Bilbao: pantzar et jaworski, prêts à enflammer l'arena pour la gloire
Le soutien de la foule, véritable « infierno’ », sera déterminant pour le club basque lors de la manche retour de la finale de la FIBA Europa contre le PAOK, mercredi soir à Bilbao. Melwin Pantzar, meneur français de Surne Bilbao, est catégorique : l’ambiance électrique de l’Arena sera un atout majeur pour son équipe, capable de compenser le déficit de sept points accumulé à Salonic.
Un défi olympique et une pression maîtrisée
Pantzar insiste sur la nécessité pour Bilbao de dominer le jeu, tant en défense qu’en attaque, en se concentrant sur les pivots adverses, Breein Tyree et Patrick Beverley. Il souligne que, malgré l’investissement émotionnel, l’équipe reste « calme et concentrée » sur l’objectif de gagner au moins sept points, voire plus, pour décrocher le titre. L’objectif est clair : retrouver la suprématie et soulever à nouveau le trophée.
Justin Jaworski, ailier américain, tempère l’enthousiasme : « Ce n’est pas une question de pression, mais de résultat. Nous avons vu des équipes avec une avance de six points au repos finir par perdre. Il faut rester pragmatique et se concentrer sur le match. » Il reconnaît, cependant, que jouer à domicile offre un avantage indéniable.

Les mots des joueurs
Jaworski évoque un match de haut niveau, où les deux équipes sont « bien meilleures » que lors de leur précédente confrontation sur le même parquet, il y a un an. Il exprime son désir de vivre une expérience similaire à celle de la finale de l’année dernière, où l’ambiance était indescriptible, et d’entendre les supporters vibrer à l’unisson avec son équipe. « Il faut que les supporters soient une partie intégrante du match, » confie-t-il.
Concernant les joueurs clés du PAOK, Tyree, un défenseur redoutable et un marqueur explosif, et Beverley, admiré depuis ses débuts en tant que jeune talent, sont considérés comme des adversaires redoutables. Pantzar souligne que le match sera « amusant à jouer ».

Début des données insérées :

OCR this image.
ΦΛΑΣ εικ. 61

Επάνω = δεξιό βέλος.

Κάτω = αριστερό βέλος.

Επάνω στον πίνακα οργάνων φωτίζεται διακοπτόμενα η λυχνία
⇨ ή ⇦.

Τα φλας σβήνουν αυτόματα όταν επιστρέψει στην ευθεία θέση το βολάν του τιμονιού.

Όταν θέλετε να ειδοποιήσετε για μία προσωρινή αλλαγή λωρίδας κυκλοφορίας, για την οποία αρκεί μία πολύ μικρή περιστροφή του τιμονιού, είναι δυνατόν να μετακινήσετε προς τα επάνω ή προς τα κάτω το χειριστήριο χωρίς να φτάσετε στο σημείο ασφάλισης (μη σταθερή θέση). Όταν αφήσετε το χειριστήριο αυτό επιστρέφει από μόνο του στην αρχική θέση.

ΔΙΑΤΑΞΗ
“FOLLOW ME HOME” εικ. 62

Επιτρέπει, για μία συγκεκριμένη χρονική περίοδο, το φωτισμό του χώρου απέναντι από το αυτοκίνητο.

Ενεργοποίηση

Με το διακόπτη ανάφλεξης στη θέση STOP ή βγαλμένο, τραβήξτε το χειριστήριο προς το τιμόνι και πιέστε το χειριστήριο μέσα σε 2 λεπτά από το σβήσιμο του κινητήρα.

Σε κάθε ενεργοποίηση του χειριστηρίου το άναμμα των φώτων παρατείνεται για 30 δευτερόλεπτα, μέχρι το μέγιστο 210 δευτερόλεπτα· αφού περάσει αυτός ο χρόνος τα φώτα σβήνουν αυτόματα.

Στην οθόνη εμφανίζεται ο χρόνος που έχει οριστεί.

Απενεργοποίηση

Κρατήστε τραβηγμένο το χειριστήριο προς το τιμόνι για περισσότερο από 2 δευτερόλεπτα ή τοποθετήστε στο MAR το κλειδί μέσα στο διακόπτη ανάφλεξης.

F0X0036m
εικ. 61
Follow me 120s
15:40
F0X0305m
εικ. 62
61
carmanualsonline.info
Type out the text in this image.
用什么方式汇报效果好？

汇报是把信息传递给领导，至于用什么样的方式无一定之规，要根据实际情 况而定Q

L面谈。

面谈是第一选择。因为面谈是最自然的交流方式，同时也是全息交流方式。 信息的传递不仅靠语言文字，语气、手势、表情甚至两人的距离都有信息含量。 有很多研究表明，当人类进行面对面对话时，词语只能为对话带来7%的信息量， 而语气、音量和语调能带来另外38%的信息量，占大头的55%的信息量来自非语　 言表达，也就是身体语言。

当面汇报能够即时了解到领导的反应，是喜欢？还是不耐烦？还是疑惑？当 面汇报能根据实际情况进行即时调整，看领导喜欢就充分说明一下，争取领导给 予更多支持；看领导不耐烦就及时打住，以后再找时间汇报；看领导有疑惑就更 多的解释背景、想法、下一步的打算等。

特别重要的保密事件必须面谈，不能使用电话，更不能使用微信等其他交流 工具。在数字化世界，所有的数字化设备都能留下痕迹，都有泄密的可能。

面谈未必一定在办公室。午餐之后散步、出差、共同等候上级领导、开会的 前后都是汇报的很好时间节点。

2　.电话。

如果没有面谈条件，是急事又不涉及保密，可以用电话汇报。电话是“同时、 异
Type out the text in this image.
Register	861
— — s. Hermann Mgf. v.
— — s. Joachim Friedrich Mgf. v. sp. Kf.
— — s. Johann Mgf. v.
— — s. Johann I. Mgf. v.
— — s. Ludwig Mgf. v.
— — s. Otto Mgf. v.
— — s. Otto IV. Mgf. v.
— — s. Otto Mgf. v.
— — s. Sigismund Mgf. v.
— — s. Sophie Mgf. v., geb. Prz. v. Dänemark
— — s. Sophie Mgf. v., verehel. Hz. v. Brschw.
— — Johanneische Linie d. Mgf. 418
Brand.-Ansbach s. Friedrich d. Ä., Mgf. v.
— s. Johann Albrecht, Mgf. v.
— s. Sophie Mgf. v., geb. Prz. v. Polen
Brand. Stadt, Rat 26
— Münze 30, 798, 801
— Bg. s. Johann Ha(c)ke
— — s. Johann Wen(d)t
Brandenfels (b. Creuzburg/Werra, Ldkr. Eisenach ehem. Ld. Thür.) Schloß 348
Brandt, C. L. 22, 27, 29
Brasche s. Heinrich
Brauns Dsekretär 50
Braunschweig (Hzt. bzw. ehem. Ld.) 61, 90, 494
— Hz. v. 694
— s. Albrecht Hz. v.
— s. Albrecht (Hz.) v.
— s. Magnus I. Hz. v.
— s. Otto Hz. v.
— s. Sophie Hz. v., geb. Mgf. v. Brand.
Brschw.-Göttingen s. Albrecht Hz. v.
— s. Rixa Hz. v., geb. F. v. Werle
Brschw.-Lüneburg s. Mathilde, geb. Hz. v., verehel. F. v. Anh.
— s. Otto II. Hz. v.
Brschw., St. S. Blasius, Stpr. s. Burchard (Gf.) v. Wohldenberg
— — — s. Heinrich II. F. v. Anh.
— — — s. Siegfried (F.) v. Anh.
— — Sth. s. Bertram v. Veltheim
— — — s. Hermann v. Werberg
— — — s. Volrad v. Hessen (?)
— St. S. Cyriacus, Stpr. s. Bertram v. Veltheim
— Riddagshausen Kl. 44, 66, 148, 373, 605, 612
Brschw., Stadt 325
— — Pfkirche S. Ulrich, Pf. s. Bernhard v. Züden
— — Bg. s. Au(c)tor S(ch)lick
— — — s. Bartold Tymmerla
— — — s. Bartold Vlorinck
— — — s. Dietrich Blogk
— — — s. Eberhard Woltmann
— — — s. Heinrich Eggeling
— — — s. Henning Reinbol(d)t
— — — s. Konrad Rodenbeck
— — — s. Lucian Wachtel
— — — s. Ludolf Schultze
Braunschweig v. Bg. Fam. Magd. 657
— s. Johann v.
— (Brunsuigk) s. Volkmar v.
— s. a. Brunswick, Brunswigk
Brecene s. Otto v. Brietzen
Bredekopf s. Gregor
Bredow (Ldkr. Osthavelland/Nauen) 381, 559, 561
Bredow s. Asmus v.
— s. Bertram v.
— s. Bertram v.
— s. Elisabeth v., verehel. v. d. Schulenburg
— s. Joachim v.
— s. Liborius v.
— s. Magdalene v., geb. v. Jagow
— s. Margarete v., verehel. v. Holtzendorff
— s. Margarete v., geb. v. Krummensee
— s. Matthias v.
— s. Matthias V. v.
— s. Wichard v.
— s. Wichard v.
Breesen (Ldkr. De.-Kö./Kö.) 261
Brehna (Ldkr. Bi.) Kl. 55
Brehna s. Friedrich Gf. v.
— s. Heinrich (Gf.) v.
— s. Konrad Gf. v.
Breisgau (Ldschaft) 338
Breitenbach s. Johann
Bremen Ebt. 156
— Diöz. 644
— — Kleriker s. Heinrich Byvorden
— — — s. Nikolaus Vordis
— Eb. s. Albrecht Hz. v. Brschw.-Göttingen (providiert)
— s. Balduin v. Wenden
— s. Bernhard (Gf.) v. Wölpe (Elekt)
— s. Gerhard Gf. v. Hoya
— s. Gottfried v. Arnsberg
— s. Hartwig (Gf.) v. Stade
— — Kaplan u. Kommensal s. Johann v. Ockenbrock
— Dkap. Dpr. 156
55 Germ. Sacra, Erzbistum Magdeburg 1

En fin de compte, pour Jaworski, cette victoire signifierait un accomplissement personnel majeur : « C’est mon premier titre européen. Je serais extrêmement fier de pouvoir y contribuer. » Il conclut en affirmant que, malgré la nécessité de « contrôler un peu l’exubérance » de l’atmosphère, le fait de jouer à domicile constitue un avantage significatif. Un coup de théâtre serait attendu.